In Europe, a female Swedish journalist, who went to interview Danish inventor Peter Madsen, was found dead without her head 10 days after she went missing. It is suspected Madsen is killed her in a submarine he had created, and severed her body into pieces before dumping. His computer contained video files of women who are tortured to death. The crime was all the more shocking because it was a bizarre murder committed by a celebrity millionaire inventor. Both Paddock and Madsen who killed innocent people mercilessly were well heeled, which makes their crimes all the more scary.

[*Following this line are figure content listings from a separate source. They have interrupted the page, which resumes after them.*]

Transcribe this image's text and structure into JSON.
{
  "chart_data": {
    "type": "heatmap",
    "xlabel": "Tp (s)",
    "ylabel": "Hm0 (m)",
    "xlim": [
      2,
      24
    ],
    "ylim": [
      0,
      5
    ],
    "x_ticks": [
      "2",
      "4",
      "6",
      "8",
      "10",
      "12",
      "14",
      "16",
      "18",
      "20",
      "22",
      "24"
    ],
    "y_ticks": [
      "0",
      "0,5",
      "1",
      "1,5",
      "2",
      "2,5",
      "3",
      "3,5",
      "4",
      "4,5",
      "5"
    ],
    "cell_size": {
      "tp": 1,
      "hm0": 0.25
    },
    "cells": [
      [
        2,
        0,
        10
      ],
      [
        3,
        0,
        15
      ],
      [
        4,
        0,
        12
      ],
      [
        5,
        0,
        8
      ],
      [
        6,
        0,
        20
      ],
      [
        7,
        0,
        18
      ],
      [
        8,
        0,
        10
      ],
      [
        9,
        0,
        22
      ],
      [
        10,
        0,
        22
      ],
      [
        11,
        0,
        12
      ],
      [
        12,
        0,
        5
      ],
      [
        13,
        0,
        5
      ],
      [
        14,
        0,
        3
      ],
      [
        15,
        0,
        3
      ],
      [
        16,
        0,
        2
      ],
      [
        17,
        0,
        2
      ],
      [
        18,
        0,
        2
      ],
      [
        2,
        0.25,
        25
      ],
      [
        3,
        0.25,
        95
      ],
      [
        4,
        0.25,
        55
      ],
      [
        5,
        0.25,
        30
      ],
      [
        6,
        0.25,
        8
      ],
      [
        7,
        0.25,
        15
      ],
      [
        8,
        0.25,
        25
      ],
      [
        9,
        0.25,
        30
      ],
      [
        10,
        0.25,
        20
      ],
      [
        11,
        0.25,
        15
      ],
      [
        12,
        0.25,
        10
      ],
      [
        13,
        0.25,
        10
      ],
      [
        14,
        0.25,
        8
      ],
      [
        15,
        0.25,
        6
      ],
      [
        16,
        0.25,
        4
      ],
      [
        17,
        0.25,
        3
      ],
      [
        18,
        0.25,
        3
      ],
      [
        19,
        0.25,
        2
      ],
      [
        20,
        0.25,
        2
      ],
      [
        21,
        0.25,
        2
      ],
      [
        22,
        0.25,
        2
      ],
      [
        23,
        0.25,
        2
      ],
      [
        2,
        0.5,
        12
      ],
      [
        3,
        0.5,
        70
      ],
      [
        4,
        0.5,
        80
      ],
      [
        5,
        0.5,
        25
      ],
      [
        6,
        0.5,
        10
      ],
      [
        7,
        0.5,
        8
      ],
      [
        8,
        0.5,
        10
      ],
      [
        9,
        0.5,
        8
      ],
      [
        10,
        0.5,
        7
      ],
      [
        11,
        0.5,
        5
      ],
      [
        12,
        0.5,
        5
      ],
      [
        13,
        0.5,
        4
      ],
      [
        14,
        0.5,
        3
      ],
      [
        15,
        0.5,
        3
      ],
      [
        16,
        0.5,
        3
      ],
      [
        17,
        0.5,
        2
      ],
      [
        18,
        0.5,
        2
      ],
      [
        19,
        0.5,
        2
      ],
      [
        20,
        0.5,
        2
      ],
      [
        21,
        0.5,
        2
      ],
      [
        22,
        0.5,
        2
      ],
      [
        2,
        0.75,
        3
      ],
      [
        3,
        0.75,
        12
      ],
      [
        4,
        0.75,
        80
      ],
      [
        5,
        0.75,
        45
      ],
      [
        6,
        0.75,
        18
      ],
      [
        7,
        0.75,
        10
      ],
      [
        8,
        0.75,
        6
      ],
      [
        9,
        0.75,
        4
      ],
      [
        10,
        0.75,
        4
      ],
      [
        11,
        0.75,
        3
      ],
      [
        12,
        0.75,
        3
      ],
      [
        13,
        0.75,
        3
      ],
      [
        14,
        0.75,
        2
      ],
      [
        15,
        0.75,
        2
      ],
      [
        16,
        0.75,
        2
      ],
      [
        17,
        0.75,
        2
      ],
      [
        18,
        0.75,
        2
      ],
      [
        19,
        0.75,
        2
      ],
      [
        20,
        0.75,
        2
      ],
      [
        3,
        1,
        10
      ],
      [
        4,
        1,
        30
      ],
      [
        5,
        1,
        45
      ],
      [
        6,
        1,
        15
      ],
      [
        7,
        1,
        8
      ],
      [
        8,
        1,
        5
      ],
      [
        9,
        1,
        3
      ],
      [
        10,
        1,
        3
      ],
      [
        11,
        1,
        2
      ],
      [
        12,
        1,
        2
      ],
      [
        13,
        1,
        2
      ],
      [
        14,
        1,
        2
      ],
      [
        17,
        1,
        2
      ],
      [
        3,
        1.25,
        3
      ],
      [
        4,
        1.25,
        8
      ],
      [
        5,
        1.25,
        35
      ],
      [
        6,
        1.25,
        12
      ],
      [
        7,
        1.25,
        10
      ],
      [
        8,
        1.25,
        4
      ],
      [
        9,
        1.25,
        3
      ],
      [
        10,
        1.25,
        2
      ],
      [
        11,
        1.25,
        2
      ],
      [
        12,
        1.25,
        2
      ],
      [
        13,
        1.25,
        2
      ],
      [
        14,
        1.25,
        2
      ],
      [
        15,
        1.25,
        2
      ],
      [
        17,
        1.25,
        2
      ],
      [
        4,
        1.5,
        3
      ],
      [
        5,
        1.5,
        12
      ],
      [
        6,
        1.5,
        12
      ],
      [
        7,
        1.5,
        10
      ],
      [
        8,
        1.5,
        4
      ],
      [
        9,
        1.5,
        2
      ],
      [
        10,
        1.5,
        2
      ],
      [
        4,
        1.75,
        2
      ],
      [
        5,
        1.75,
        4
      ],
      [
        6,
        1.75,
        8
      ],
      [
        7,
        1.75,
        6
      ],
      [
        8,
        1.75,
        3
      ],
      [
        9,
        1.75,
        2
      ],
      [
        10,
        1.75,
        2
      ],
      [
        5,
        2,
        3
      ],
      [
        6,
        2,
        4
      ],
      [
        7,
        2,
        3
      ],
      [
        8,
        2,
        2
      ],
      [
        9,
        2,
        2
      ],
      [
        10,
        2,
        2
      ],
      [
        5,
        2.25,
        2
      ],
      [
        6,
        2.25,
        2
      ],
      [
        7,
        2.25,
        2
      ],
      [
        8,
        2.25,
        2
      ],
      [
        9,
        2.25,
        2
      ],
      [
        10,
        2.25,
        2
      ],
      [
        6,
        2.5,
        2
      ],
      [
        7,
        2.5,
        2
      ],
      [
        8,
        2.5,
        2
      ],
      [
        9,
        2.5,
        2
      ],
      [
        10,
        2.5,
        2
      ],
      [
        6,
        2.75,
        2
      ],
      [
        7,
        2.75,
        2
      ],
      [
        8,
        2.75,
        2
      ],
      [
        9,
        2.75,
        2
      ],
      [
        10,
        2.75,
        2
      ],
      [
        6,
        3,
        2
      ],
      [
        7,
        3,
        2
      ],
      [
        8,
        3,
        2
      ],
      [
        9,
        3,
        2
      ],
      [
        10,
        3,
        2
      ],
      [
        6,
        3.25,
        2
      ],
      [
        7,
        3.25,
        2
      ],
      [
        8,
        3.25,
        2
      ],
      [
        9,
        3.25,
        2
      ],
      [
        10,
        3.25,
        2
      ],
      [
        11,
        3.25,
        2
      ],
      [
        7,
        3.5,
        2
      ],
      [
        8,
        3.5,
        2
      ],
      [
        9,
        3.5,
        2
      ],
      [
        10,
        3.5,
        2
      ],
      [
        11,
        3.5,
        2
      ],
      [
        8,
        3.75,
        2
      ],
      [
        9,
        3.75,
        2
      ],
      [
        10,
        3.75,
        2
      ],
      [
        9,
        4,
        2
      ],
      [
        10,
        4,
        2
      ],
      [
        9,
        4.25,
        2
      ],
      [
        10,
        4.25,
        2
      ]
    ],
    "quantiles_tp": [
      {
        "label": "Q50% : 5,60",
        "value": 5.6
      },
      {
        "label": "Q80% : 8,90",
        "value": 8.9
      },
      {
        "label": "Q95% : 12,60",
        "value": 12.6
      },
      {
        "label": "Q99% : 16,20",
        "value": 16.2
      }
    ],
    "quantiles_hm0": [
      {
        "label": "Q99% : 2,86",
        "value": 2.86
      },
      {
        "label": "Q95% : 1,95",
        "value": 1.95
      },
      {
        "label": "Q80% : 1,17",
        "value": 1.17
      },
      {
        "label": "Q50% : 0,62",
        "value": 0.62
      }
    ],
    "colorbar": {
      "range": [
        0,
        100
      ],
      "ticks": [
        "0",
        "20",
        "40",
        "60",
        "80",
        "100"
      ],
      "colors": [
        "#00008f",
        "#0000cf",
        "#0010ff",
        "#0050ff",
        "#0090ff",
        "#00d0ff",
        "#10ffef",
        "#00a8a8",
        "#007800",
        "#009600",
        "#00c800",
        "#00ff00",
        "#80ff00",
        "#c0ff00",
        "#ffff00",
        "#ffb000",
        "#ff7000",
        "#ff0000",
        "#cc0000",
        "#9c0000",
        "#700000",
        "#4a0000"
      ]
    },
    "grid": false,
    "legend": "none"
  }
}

Unlike in the Second World War, the portion of soldiers who actually opened fire in the Vietnam War exceeded 90 percent, author Grossman said. He expressed concern about the phenomenon in which the method that increased the portion of soldiers who opened fire more than four times is widely used among civilians. That is, humans’ emotion also gets blunter as they are defenselessly exposed to images of all different violence including mass shootings through movies and games, and witness horror scenes repeatedly. As we witness disgusting crimes committed by “Dr. Jekylls of the 21st Century," it is about time we have to ask this question to ourselves: Are humans born as monsters or are we breeding monsters?